I still don't really like the way the original trilogy closed out. ME3 as a game was thoroughly enjoyable. Heck, I even played the coop multiplayer for months after finishing the campaign - I'm looking forward to more of that, too. But I was disappointed with the direction of the story since the beginning of ME3 made it clear the fight against the Reapers had devolved into a MacGuffin-hunt. That bothered me far more than the specific "press a button, get a color" endings to the game itself. Someone recently objected to my calling the Crucible a deus ex machina, saying it didn't appear out of nowhere but was threaded through the series. Even upon review, I don't really see that.

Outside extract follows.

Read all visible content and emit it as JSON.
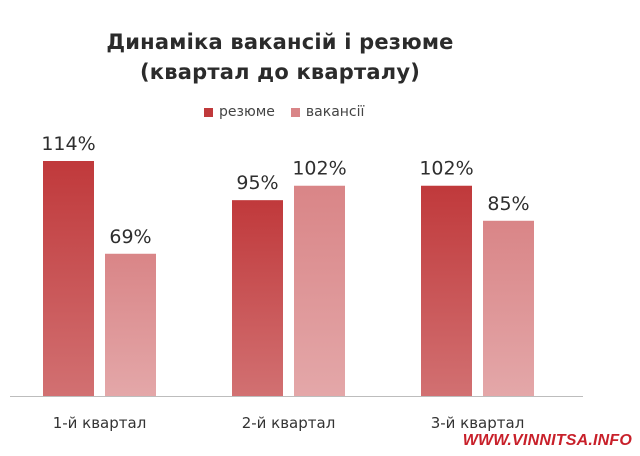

In ME, Prothean devices were a thing, but the plot revolved around discovering the Reapers, not even discussing any way to beat them in general. Sovereign was brought down by a combined effort of allied space forces. ME2 was about fighting agents of the Reapers - the Collectors - in an effort to delay and build up defenses against the Reapers themselves. Things like the Thanix Cannon were seen as technological improvements that might give an edge. The Illusive Man made the argument for taking Collector tech, regardless of moral implications, to help fortify against the Reapers. In one of the DLC missions, a mass relay can be destroyed to slow down the Reaper advance. All of that sets up a difficult, but relatively conventional, fight against the Reapers.

Only in the beginning of ME3 is the Crucible revealed as a presumed super-weapon against the Reapers. And even at that, it's sort of hillarious how much is thrown into building this thing even when it becomes apparent 1) it didn't save any previous civilizations, 2) no one knows what it actually is supposed to do, and 3) no one really has an idea how to finish/activate it until the last minute.

That's not the part that got all the media attention, but that's the part that bothered me the most. It placed all the importance on a single "magical" thing, which downplays the value of everything done in the previous games.

Andromeda shakes off the burden of a lot of that with a relative fresh start. There's a lot of possibility, though we'll have to see where it ends up going.